Одно мгновение Рылеев стоял, ошеломленный. Потом выбежал за ним и, нагнувшись через перила лестницы, позвал его с мольбой отчаянной:

– Каховский! Каховский! Каховский!

Но ответа не было. Только где-то далеко, должно быть из ворот на улицу, тяжелая калитка с гулом захлопнулась.

Рылеев постоял еще минуту, как будто ожидая чего-то; потом вернулся в прихожую.

Все трое молчали, потупившись и стараясь не смотреть друг другу в лицо.

– Сумасшедший! – произнес наконец Рылеев. – Правду говорит Якубович: беды еще наделает, погубит нас всех.
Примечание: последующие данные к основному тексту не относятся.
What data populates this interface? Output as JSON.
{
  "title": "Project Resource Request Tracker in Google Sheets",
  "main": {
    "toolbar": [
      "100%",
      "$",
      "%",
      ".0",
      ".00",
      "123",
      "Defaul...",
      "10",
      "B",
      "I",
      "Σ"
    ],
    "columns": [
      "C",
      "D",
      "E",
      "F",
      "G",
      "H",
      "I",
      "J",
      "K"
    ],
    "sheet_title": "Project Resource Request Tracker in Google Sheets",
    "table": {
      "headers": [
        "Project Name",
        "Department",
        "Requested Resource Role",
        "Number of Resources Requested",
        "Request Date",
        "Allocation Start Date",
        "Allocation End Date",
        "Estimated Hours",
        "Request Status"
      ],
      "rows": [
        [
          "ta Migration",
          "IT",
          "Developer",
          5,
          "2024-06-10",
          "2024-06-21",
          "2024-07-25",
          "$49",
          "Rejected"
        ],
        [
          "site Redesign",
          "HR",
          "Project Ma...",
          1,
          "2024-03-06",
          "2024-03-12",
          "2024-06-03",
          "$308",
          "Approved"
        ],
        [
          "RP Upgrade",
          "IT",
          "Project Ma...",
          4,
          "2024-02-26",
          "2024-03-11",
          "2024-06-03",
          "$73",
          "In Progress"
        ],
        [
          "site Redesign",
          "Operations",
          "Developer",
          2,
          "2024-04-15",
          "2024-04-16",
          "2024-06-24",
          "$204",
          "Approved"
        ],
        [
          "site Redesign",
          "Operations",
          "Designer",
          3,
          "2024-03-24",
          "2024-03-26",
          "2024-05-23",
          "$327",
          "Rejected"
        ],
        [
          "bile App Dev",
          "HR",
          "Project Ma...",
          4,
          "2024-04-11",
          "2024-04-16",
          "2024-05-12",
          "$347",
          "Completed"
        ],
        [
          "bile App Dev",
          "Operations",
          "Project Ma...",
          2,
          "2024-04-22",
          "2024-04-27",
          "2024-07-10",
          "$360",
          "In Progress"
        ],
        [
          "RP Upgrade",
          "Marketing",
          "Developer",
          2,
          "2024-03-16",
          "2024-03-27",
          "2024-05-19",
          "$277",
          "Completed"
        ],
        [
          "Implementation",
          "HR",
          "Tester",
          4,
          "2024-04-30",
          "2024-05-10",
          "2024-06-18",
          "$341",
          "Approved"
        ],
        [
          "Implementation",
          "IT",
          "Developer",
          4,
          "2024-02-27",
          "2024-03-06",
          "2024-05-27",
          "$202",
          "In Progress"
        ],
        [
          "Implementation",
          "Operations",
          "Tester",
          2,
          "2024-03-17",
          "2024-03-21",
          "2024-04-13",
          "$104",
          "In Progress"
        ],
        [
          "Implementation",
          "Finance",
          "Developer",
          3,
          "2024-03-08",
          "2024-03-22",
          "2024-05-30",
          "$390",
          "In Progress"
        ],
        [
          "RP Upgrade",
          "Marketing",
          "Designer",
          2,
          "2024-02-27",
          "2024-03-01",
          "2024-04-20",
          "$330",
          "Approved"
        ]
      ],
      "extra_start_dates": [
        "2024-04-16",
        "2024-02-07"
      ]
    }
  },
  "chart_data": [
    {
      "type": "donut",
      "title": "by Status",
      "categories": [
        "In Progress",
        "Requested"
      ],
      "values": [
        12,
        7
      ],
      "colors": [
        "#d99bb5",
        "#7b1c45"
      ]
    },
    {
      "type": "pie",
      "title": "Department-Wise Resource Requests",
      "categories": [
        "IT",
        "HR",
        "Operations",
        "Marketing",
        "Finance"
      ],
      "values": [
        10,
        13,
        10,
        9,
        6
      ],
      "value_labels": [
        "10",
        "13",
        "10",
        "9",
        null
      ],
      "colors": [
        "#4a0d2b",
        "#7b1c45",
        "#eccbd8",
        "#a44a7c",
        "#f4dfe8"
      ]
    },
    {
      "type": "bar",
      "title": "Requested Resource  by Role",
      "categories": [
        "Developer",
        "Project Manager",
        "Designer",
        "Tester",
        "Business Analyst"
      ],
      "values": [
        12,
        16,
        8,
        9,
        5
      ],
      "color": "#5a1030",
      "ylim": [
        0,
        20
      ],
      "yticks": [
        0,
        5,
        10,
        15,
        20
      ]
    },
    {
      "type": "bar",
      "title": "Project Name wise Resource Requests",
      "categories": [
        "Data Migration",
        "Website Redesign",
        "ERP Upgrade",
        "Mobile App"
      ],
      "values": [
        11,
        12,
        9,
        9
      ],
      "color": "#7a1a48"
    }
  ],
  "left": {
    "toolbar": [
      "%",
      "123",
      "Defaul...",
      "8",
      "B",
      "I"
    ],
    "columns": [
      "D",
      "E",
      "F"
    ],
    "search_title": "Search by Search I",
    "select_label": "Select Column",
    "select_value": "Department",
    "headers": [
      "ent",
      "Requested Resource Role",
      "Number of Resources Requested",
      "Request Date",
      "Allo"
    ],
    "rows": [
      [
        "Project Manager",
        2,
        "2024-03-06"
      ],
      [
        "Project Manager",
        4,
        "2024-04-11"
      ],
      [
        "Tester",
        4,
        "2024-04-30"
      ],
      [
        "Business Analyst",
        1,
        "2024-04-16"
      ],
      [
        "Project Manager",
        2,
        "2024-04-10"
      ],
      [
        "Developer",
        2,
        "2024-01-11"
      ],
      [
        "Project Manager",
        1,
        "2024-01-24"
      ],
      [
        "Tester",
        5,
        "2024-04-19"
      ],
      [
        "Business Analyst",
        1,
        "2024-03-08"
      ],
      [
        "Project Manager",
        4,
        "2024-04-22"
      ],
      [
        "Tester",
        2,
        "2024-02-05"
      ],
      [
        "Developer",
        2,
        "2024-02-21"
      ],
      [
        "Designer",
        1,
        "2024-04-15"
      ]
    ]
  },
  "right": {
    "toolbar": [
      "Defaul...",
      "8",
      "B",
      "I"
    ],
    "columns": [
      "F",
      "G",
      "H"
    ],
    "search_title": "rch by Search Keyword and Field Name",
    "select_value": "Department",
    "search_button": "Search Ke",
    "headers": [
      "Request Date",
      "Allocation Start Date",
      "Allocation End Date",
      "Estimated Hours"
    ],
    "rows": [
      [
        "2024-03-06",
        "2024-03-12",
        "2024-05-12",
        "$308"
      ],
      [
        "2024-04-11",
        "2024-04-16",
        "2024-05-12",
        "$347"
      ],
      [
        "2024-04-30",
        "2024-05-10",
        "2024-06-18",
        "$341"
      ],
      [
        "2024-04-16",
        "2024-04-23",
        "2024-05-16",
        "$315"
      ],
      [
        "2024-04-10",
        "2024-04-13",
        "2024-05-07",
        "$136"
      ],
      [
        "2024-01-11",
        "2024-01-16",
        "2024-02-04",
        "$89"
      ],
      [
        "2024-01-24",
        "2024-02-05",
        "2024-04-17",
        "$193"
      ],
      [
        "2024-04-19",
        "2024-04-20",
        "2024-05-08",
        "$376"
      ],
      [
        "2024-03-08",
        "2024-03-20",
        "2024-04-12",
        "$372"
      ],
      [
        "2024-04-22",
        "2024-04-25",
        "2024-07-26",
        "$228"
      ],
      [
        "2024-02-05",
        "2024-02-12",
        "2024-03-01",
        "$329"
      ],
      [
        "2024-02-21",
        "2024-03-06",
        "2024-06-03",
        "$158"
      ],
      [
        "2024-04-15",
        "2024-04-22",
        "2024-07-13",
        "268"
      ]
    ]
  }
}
– Вздор! Никого не погубит, кроме себя, – возразил Оболенский. – Несчастный. Все мы несчастные, а он пуще всех. В такую минуту – один. Один за всех на муку идет – больше этой муки нет на земле… И за что ты его обидел, Рылеев?

– Я его обидел?

– Да, ты. Разве можно сказать человеку: убей?

– «Сказать нельзя, а сделать можно?» – повторил Рылеев слова Каховского с горькой усмешкой.

Оболенский вздрогнул и побледнел, покраснел, так же как давеча, в разговоре с Голицыным.

– Не знаю, можно ли сделать. Но лучше самому убить, чем другому сказать: убей, – проговорил он тихо, со страшным усилием.

И опять все трое замолчали. Рылеев опустился на сундук под вешалкой, Филькино ложе, уперся локтями в колени и склонил голову на руки.

Оболенский присел рядом с ним и гладил его по голове, как больного ребенка, с тихою ласкою.

Молчание длилось долго.

Наконец Рылеев поднял голову. Так же, как сегодня утром, он казался тяжелобольным: сразу побледнел, осунулся, как будто весь поник, потух: был огонь – стал пепел.

– Тяжко, братья, тяжко! Сверх сил! – простонал с глухим рыданием.

– А помнишь, Рылеев, – заговорил Оболенский, продолжая гладить его по голове все с тою же тихою ласкою: – «Женщина, когда рождает, терпит скорбь, потому что пришел час ее; но когда родит младенца, уже не помнит скорби от радости, потому что родился человек в мир».

– Какие слова! – удивился Рылеев. – Кто это сказал?

– Забыл? Ну ничего, когда-нибудь вспомнишь. И еще, слушай: «Вы теперь имеете печаль, но Я увижу вас опять, и возрадуется сердце ваше, и радости вашей никто не отнимет у вас». Так-то, Рылеюшка: будет скорбь, будет и радость, и радости нашей никто не отнимет у нас!

На глазах Рылеева блестели слезы, и он улыбался сквозь слезы. Встал и положил руку на плечо Голицына.

– Помните, Голицын, как вы однажды сказали мне: «Хоть вы и не верите в Бога, а помоги вам Бог»?

– Помню, Рылеев.

– Ну, вот и теперь скажите так, – начал Рылеев и не кончил, вдруг покраснел, застыдился.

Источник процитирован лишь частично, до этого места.